Comme le rapporte FrenchBreaches, le Conseil de l'Europe fait face à une crise cyber d'ampleur après la publication revendiquée de plus de 297 Go de données attribuées à l'institution par le groupe cybercriminel ShinyHunters. Selon les éléments revendiqués par les attaquants, les données publiées comprendraient plus de 429 000 fichiers, dont des documents de paie, des données RH, des CV, des dossiers internes du personnel ainsi que des informations bancaires, fiscales, sociales et médicales.
Le Conseil de l'Europe a indiqué enquêter sur ces revendications et évaluer la situation, sans confirmer publiquement l'authenticité complète ni le périmètre exact des données diffusées. Avant cette publication, ShinyHunters avait adressé ce qu'il présentait comme un dernier avertissement au Conseil de l'Europe, menaçant de publier les données revendiquées si l'institution ne prenait pas contact avant le 16 juin 2026 afin d'ouvrir des négociations.
Ce qu'il faut retenir
- Le Conseil de l'Europe a confirmé avoir été victime d'un incident de cybersécurité.
- ShinyHunters revendique la publication de plus de 297 Go de données.
- Plus de 429 000 fichiers seraient concernés, dont des documents de paie, des données RH et des CV.
- Les données couvriraient une période comprise entre 2011 et 2026.

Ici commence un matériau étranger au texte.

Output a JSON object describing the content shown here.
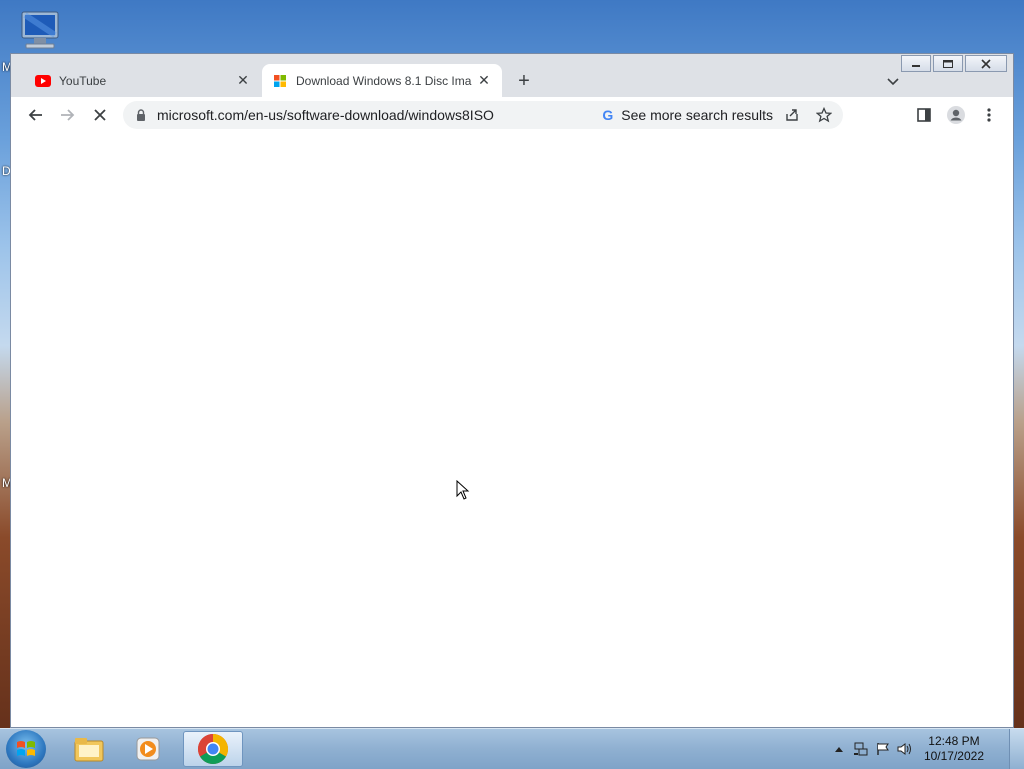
{
  "desktop": {
    "edge_letters": [
      "M",
      "D",
      "M"
    ]
  },
  "window": {
    "tabs": [
      {
        "title": "YouTube",
        "favicon": "youtube-icon",
        "active": false
      },
      {
        "title": "Download Windows 8.1 Disc Ima",
        "favicon": "microsoft-icon",
        "active": true
      }
    ]
  },
  "toolbar": {
    "url": "microsoft.com/en-us/software-download/windows8ISO",
    "search_chip": "See more search results"
  },
  "taskbar": {
    "time": "12:48 PM",
    "date": "10/17/2022"
  },
  "colors": {
    "tabstrip_bg": "#dee1e6",
    "youtube_red": "#ff0000",
    "taskbar": "#8fb0d1"
  }
}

- Des informations RH, bancaires, fiscales, salariales, sociales et médicales figureraient dans les fichiers revendiqués.
Le contexte
Le Conseil de l'Europe est une organisation internationale basée à Strasbourg, fondée en 1949. L'institution rassemble 46 États membres et intervient notamment dans la défense des droits humains, la promotion de la démocratie, la protection de l'État de droit, la coopération juridique, les politiques sociales, les travaux parlementaires, la pharmacopée européenne, les services d'interprétation et de traduction.
Il ne doit pas être confondu avec l'Union européenne, même si plusieurs États membres appartiennent aux deux organisations. Le Conseil de l'Europe joue un rôle important dans la promotion des valeurs démocratiques et des droits de l'homme en Europe.
Les données concernées
Les fichiers revendiqués contiendraient plusieurs catégories de données particulièrement sensibles, notamment des données d'identité, des données RH, des données salariales et fiscales, des données bancaires, des données administratives internes. Ces données pourraient permettre la mise en œuvre de scénarios de fraude particulièrement crédibles, visant aussi bien des employés actuels que d'anciens collaborateurs, des candidats au recrutement ou des prestataires.
Les données relatives aux ressources humaines et à la paie figurent parmi les informations les plus recherchées par les cybercriminels. Contrairement à un simple fichier de contacts, elles permettent d'associer l'identité d'une personne, son poste, son ancienneté, son salaire, son adresse personnelle, ses coordonnées bancaires, ses informations fiscales, ses absences ou données médicales, son historique administratif, ses évaluations professionnelles.
Risques potentiels
Si les données revendiquées sont authentiques, elles pourraient être utilisées pour des campagnes de phishing ciblées, des tentatives d'usurpation d'identité, des fraudes bancaires, des escroqueries liées aux bulletins de salaire, des attaques d'ingénierie sociale, des demandes frauduleuses de changement de coordonnées bancaires, des compromissions de comptes professionnels, des tentatives de chantage, des fraudes fiscales ou administratives, l'exploitation d'informations médicales, la revente de données sur des forums spécialisés.
Les personnes potentiellement concernées pourraient inclure des employés actuels, d'anciens employés, des personnels permanents, des personnels temporaires, des interprètes, des candidats au recrutement, des prestataires, des consultants externes, des agents administratifs, des personnels liés à la paie, des personnels des ressources humaines, des collaborateurs des différentes directions citées dans les revendications.
En conclusion, cette affaire s'inscrit dans une tendance plus large observée ces dernières années, où les groupes d'extorsion ne se limitent plus au chiffrement des systèmes compromis, mais privilégient désormais l'exfiltration puis la publication massive de données afin d'accroître la pression exercée sur leurs victimes. L'enjeu dépasse donc le seul Conseil de l'Europe et rappelle l'importance de sécuriser les environnements contenant des données RH, bancaires, fiscales et médicales particulièrement sensibles.